At the age of four to five years, I had an imaginary friend named Ann. This stage is referred as the preoperational stage according to Piaget (Haggbloom, 2002). In this stage, the children are able to think symbolical things that could be ‘make believe’. This is the reason why I had an imaginary friend. During the stage of industry versus inferiority, I experienced bullying (Crain, 1985). I was a very shy girl. This fact caused me to be a target for many bullies.
In sophomore high, I had only three friends. The three friends came from the neighborhood I was living in. Everything changed when I went to junior high because I joined the cheerleading squad. This is where my life changed. I was regarded as one of the popular kids in school. I started changing my behavior in that I became rebellious towards my mother and teachers. I talked back to my mother and slammed doors when she was still speaking to me. I was so rude to everybody and very arrogant. I thought that the world revolved around me. I began dating a high school football player. I spent most of my time with him. My world revolved around him. I began sneaking out in the middle of the night to go out with him. This stage can be stated to be the genital stage in accordance to Freud’s psychosexual stages (Haggbloom, 2002). This stage is where people or adolescents begin to fall in love with other people.
I remember there was a time when my mother and I were arguing about John and I told her in a fit of anger to her face that she was not my real mother so she should stop bothering me. The minute those words came out of my mouth I regretted it. I will never forget the look on her face. It was a mixture of pain, anger and disappointment. That was the day that I realized that I had changed for the worst. I apologized immediately but I knew that something was broken. I changed my behavior and started treating my mother better. I worked harder in my senior year and now am in college. This act can be stated to be following the Kohlberg moral stage called the morality of individual principle of conscience. In this stage, when a person acts immorally they are filled with guilt (Crain, 1985). The guilt will cause the person to change their behaviors in order to start acting morally right and please the society or people.
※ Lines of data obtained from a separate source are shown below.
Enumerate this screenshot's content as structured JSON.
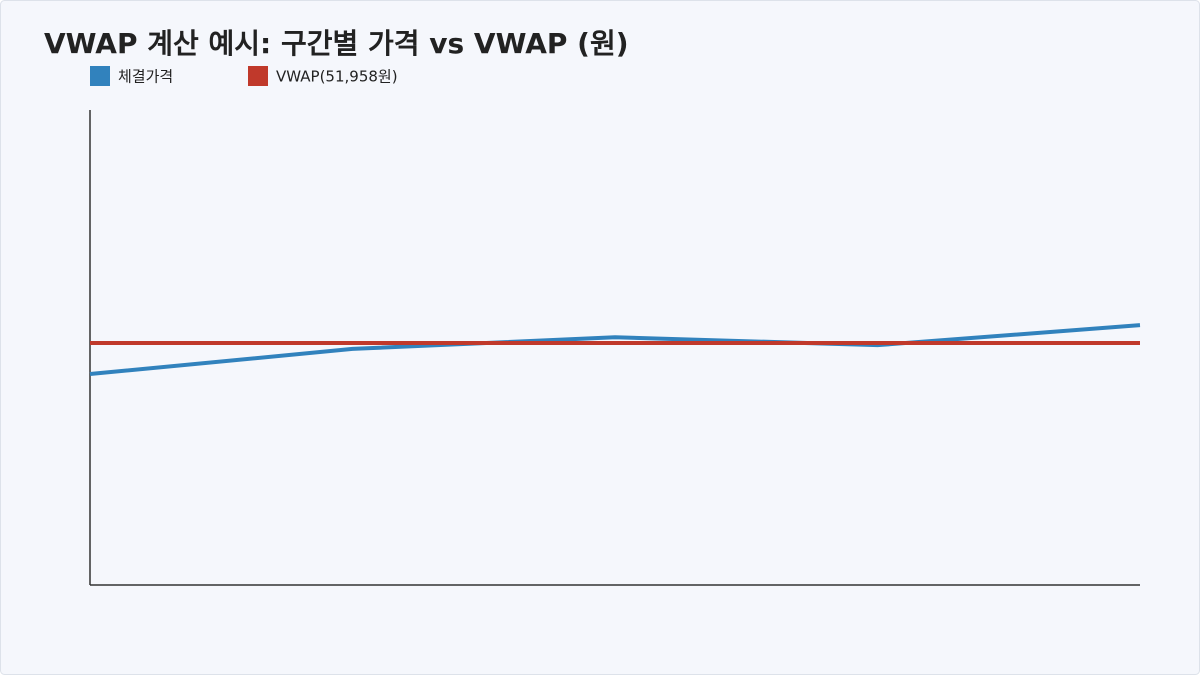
{
  "chart_data": {
    "type": "line",
    "title": "VWAP 계산 예시: 구간별 가격 vs VWAP (원)",
    "categories": [
      null,
      null,
      null,
      null,
      null
    ],
    "series": [
      {
        "name": "체결가격",
        "color": "#3182bd",
        "values": [
          45300,
          50700,
          53200,
          51500,
          55800
        ]
      },
      {
        "name": "VWAP(51,958원)",
        "color": "#c0392b",
        "values": [
          51958,
          51958,
          51958,
          51958,
          51958
        ]
      }
    ],
    "ylim": [
      0,
      102000
    ]
  }
}
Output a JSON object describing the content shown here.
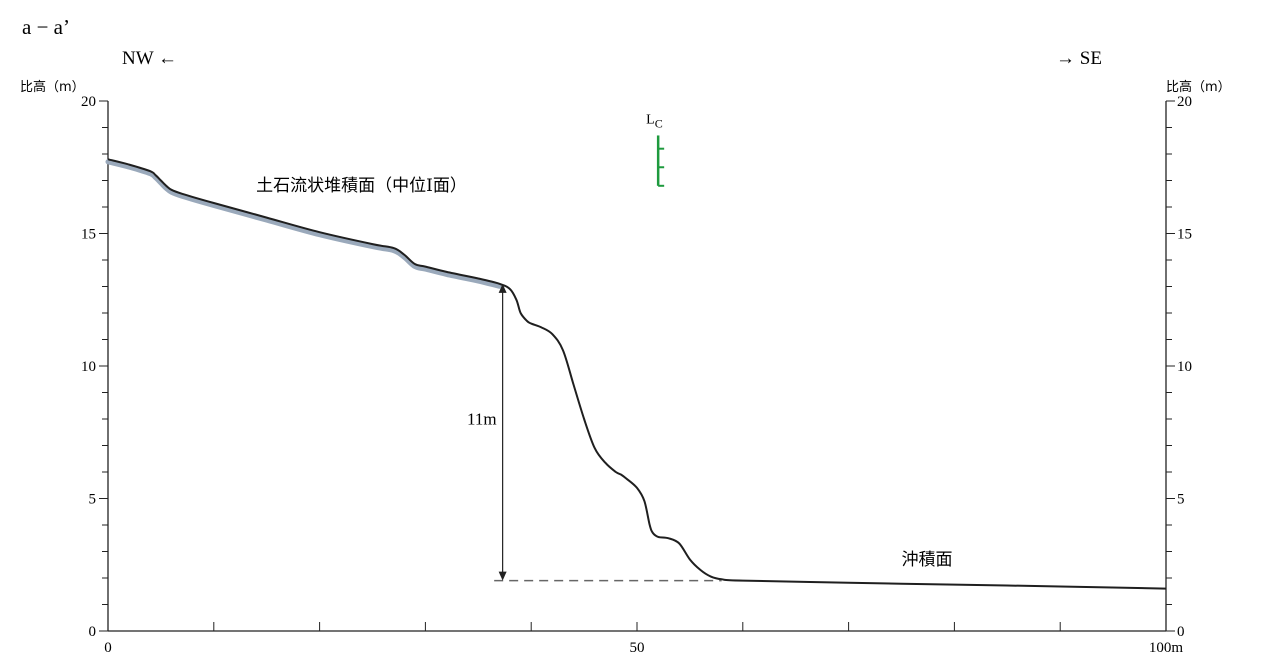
{
  "chart_data": {
    "type": "line",
    "title": "a − a’",
    "direction_left": "NW ←",
    "direction_right": "→ SE",
    "ylabel_left": "比高（m）",
    "ylabel_right": "比高（m）",
    "x_unit_label": "100m",
    "xlim": [
      0,
      100
    ],
    "ylim": [
      0,
      20
    ],
    "x_ticks": [
      0,
      10,
      20,
      30,
      40,
      50,
      60,
      70,
      80,
      90,
      100
    ],
    "x_tick_labels": [
      "0",
      "",
      "",
      "",
      "",
      "50",
      "",
      "",
      "",
      "",
      "100m"
    ],
    "y_ticks": [
      0,
      5,
      10,
      15,
      20
    ],
    "y_minor_step": 1,
    "series": [
      {
        "x": [
          0,
          2,
          4,
          4.5,
          5,
          5.5,
          6,
          7,
          10,
          15,
          20,
          25,
          27,
          28,
          29,
          30,
          32,
          35,
          37,
          38,
          38.6,
          39,
          39.6,
          40,
          41,
          42,
          43,
          44,
          45,
          46,
          47,
          48,
          48.5,
          49,
          50,
          50.7,
          51.2,
          51.5,
          52,
          53,
          54,
          55,
          56,
          57,
          58,
          60,
          70,
          80,
          90,
          100
        ],
        "y": [
          17.8,
          17.6,
          17.35,
          17.2,
          17.0,
          16.8,
          16.65,
          16.5,
          16.15,
          15.6,
          15.05,
          14.6,
          14.45,
          14.2,
          13.85,
          13.75,
          13.55,
          13.3,
          13.1,
          12.9,
          12.5,
          12.0,
          11.7,
          11.6,
          11.45,
          11.2,
          10.6,
          9.3,
          8.0,
          6.9,
          6.35,
          6.0,
          5.9,
          5.75,
          5.4,
          4.9,
          4.0,
          3.7,
          3.55,
          3.5,
          3.3,
          2.7,
          2.3,
          2.05,
          1.95,
          1.9,
          1.82,
          1.75,
          1.68,
          1.6
        ]
      }
    ],
    "upper_surface_shade_until_x": 37,
    "annotations": {
      "upper_surface_label": "土石流状堆積面（中位Ⅰ面）",
      "lower_surface_label": "沖積面",
      "height_difference_label": "11m",
      "height_arrow_x": 37.3,
      "height_arrow_top": 13.1,
      "height_arrow_bottom": 1.9,
      "dashed_line_x": [
        36.5,
        58
      ],
      "dashed_line_y": 1.9,
      "marker_label_main": "L",
      "marker_label_sub": "C",
      "marker_x": 52,
      "marker_y_range": [
        16.8,
        18.7
      ],
      "marker_ticks_y": [
        18.2,
        17.5,
        16.8
      ]
    },
    "colors": {
      "profile": "#1f1f1f",
      "surface_shade": "#9aa9bb",
      "marker": "#1e9a3e",
      "axis": "#222222",
      "dashed": "#666666"
    },
    "grid": false
  }
}
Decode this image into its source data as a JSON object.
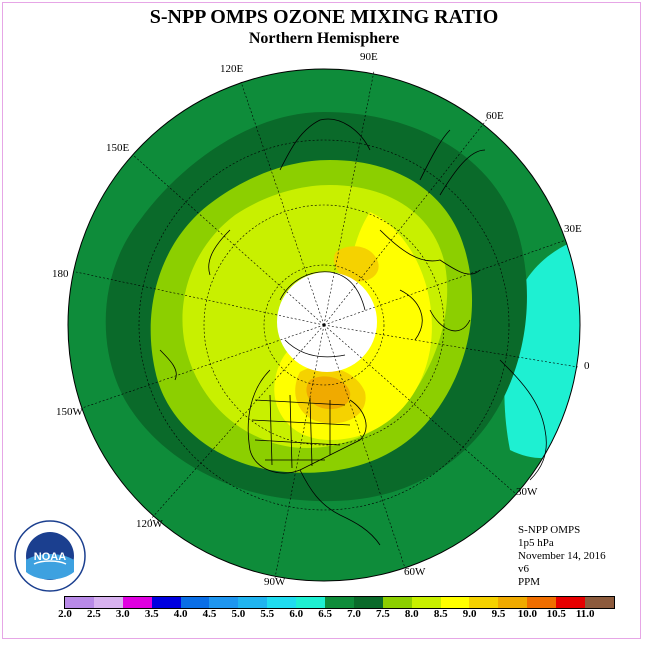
{
  "title": "S-NPP OMPS OZONE MIXING RATIO",
  "subtitle": "Northern Hemisphere",
  "lon_labels": [
    {
      "text": "90E"
    },
    {
      "text": "120E"
    },
    {
      "text": "60E"
    },
    {
      "text": "150E"
    },
    {
      "text": "30E"
    },
    {
      "text": "180"
    },
    {
      "text": "0"
    },
    {
      "text": "150W"
    },
    {
      "text": "30W"
    },
    {
      "text": "120W"
    },
    {
      "text": "60W"
    },
    {
      "text": "90W"
    }
  ],
  "info": {
    "instrument": "S-NPP OMPS",
    "level": "1p5 hPa",
    "date": "November 14, 2016",
    "version": "v6",
    "units": "PPM"
  },
  "logo": {
    "text": "NOAA",
    "icon": "noaa-logo"
  },
  "colorbar": {
    "labels": [
      "2.0",
      "2.5",
      "3.0",
      "3.5",
      "4.0",
      "4.5",
      "5.0",
      "5.5",
      "6.0",
      "6.5",
      "7.0",
      "7.5",
      "8.0",
      "8.5",
      "9.0",
      "9.5",
      "10.0",
      "10.5",
      "11.0"
    ],
    "colors": [
      "#b98ae8",
      "#d8b2f0",
      "#e000e0",
      "#0000e0",
      "#0a6ee6",
      "#1e96f0",
      "#20b4f0",
      "#20dcf0",
      "#1ef0d2",
      "#0e8c3a",
      "#0a6a2a",
      "#8ccf00",
      "#c8f000",
      "#ffff00",
      "#f5d200",
      "#f0aa00",
      "#f06e00",
      "#e60000",
      "#8c5a3c"
    ]
  },
  "chart_data": {
    "type": "heatmap",
    "title": "S-NPP OMPS OZONE MIXING RATIO",
    "subtitle": "Northern Hemisphere",
    "units": "PPM",
    "level": "1p5 hPa",
    "date": "November 14, 2016",
    "projection": "north polar stereographic",
    "scale_min": 2.0,
    "scale_max": 11.0,
    "scale_step": 0.5,
    "regions": [
      {
        "area": "outer ring (tropics / subtropics)",
        "value_range": [
          6.0,
          6.5
        ]
      },
      {
        "area": "mid-latitude band",
        "value_range": [
          6.5,
          7.0
        ]
      },
      {
        "area": "high-latitude ring",
        "value_range": [
          7.5,
          8.0
        ]
      },
      {
        "area": "North America / North Atlantic maximum",
        "value_range": [
          9.0,
          9.5
        ]
      },
      {
        "area": "eastern Atlantic near 0-30E, low latitudes",
        "value_range": [
          5.5,
          6.0
        ]
      },
      {
        "area": "pole (no data)",
        "value_range": null
      }
    ]
  }
}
The relationship between my mother and I has become better and now I cherish her more. The support, love and care I got from my mother fulfilled all my needs. It can be stated that my mother was able to fulfill all the Maslow’s hierarchy of needs. In looking at the five stages, one of them is biological and the physiological needs where I was able to get food, sleep, shelter and drink (Haggbloom, 2002). The second stage is the love and belongings where I was able to get affection and love. The third stage is the esteem needs where my mother gave me the independence to do whatever made me happy. The safety needs was achieved when my mother and the rest of the family ensured that I felt safe and secured.
Crain, W. C. (1985). Theories of Development. Prentice-Hall.
Haggbloom, S. (2002). The 100 Most Eminent Psychologists of the 20th Century. Review of General Psychology.